The state reported an additional 45 confirmed or suspected drug overdose deaths in February, continuing what has been a devastating trend throughout the COVID-19 pandemic.

The latest report Thursday from the Maine Attorney General’s Office is part of a recent shift in reporting drug overdose data more regularly. February’s total was down from the 54 deaths reported in January but still higher than the monthly average in 2020, when a record 502 people died in Maine. Monthly overdose deaths ranged from a low of 33 to a high of 53 last year.

Fentanyl, the powerful synthetic opioid, was the most frequent cause of death last month. Deaths were reported in all but two of Maine’s 16 counties. Cumberland County saw the most, with nine.

“February’s numbers are an important reminder of the opioid crisis’s continued grip on our state and the country,” Attorney General Aaron Frey said in a statement. “I am hopeful that current efforts, including the work of the Opioid Data Sharing Committee highlighted in this report, will continue to shine a light on the need for state and local governments to work proactively with community members and organizations to ensure that people are connected with the resources they need to treat substance use disorder.”

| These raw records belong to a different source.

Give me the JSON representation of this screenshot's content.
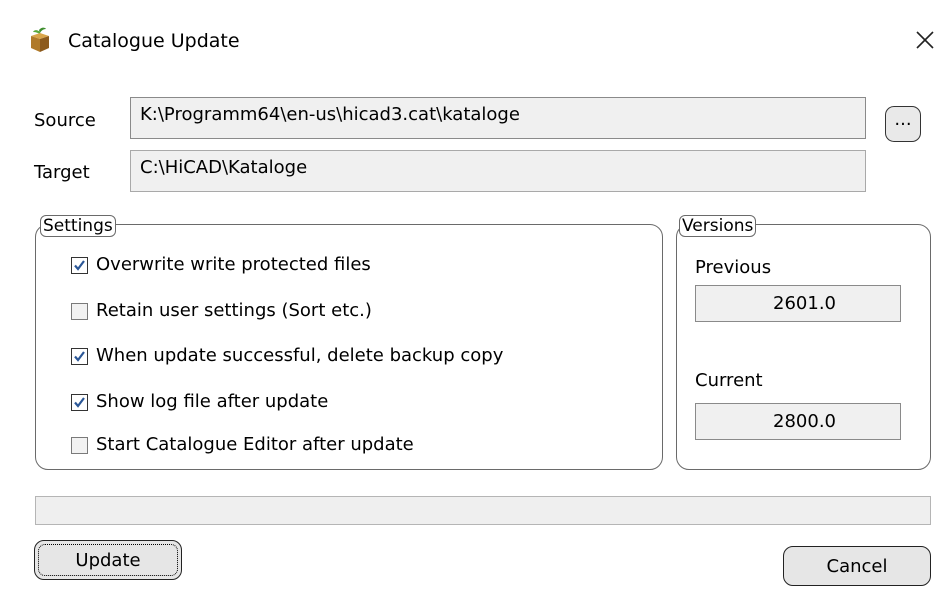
{
  "window": {
    "title": "Catalogue Update",
    "icon": "catalogue-box-icon",
    "close_icon": "close-icon"
  },
  "source": {
    "label": "Source",
    "value": "K:\\Programm64\\en-us\\hicad3.cat\\kataloge",
    "browse_label": "..."
  },
  "target": {
    "label": "Target",
    "value": "C:\\HiCAD\\Kataloge"
  },
  "settings": {
    "legend": "Settings",
    "options": [
      {
        "label": "Overwrite write protected files",
        "checked": true
      },
      {
        "label": "Retain user settings (Sort etc.)",
        "checked": false
      },
      {
        "label": "When update successful, delete backup copy",
        "checked": true
      },
      {
        "label": "Show log file after update",
        "checked": true
      },
      {
        "label": "Start Catalogue Editor after update",
        "checked": false
      }
    ]
  },
  "versions": {
    "legend": "Versions",
    "previous_label": "Previous",
    "previous_value": "2601.0",
    "current_label": "Current",
    "current_value": "2800.0"
  },
  "progress": {
    "value": 0
  },
  "buttons": {
    "update_label": "Update",
    "cancel_label": "Cancel"
  },
  "colors": {
    "checkmark": "#2b5797",
    "field_background": "#f0f0f0"
  }
}
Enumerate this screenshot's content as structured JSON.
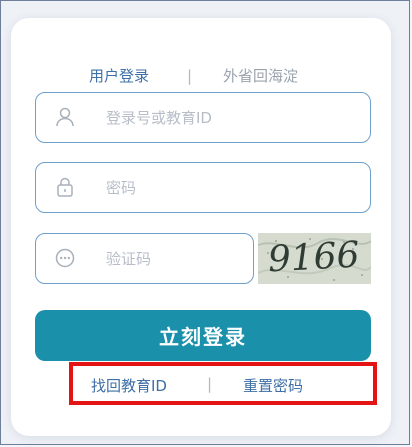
{
  "tabs": {
    "active": "用户登录",
    "separator": "|",
    "other": "外省回海淀"
  },
  "fields": {
    "username_placeholder": "登录号或教育ID",
    "password_placeholder": "密码",
    "captcha_placeholder": "验证码"
  },
  "captcha": {
    "text": "9166"
  },
  "button": {
    "login": "立刻登录"
  },
  "links": {
    "find_id": "找回教育ID",
    "separator": "|",
    "reset_password": "重置密码"
  },
  "colors": {
    "accent": "#1b90ab",
    "link": "#3e6fa6",
    "field_border": "#6f9fcc",
    "highlight_box": "#e51414"
  }
}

The more detailed monthly reports that will be released going forward fulfill a goal of the state’s Opioid Response Strategic Plan, which calls for more timely and transparent data to identify trends and allocate resources faster in response to drug overdoses, Gov. Janet Mills’ office said. Elected officials and public health advocates say the release of information monthly rather than quarterly will allow for a better response to the overdoses and provide more opportunities to save lives.

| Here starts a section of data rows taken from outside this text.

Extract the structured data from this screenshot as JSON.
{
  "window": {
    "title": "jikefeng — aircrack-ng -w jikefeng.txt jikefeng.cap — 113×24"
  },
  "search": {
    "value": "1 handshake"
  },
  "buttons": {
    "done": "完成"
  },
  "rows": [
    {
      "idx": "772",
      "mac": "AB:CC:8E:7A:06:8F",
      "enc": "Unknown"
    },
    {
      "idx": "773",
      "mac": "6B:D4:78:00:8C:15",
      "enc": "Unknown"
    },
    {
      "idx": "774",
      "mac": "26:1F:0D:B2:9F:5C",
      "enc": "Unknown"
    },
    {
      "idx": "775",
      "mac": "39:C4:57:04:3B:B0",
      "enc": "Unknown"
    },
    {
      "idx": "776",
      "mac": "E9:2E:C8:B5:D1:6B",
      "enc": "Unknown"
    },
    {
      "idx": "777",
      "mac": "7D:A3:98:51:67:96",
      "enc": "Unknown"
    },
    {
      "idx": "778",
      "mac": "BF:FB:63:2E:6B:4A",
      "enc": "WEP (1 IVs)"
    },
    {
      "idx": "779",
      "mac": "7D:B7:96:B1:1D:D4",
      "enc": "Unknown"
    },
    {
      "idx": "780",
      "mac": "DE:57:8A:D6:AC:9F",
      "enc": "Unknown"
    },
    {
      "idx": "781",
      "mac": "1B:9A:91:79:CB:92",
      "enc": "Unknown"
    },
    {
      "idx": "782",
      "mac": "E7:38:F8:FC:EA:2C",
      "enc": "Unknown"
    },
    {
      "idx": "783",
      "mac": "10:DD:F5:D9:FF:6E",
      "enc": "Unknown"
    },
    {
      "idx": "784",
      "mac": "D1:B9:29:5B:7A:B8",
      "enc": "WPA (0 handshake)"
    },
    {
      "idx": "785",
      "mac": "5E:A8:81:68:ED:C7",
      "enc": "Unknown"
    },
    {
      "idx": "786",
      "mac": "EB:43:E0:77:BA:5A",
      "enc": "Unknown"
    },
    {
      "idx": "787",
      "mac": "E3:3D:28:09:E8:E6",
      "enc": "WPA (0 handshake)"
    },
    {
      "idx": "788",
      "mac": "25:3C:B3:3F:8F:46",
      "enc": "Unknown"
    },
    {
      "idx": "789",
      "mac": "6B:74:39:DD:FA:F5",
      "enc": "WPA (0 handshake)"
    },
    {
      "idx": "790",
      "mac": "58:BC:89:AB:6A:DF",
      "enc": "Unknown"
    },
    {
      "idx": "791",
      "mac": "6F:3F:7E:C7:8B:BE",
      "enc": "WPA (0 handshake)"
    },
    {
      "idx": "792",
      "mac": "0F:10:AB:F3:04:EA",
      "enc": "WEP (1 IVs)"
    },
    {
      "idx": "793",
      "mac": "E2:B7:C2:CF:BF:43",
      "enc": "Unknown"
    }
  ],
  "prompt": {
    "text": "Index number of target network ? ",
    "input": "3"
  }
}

Mills, as part of her budget proposal, included $2 million to promote the OPTIONS Initiative, which dispatches mobile response teams in every Maine county to communities with high drug overdose rates. A public campaign and new website were launched in January to raise awareness of the OPTIONS program, providing information about the dangers of using substances alone, the signs of a suspected overdose, and a new online tool to help match individuals with treatment options in their communities.


Overdose deaths have tripled in less than a decade in Maine. More than 2,000 individuals have died in the last five years alone. Prior to the opioid crisis, which took root in 2014, the number of deaths in Maine was relatively stable, topping out at 179 in 2009 and bottoming at 153 in 2003.

There were signs in 2018 and 2019 that things might be leveling off. Then the pandemic hit.

January’s report from the AG’s office noted that the increase in Maine mirrors national trends and is “likely due at least in part to the effects of the COVID-19 pandemic and related mitigation measures: isolation, avoidance of or difficulty accessing medical services, and alterations in the illicit drug supply.”

In December, the U.S. Centers for Disease Control and Prevention reported 81,000 drug overdose deaths from June 2019 through May 2020, the largest number ever recorded in the country during a 12-month period.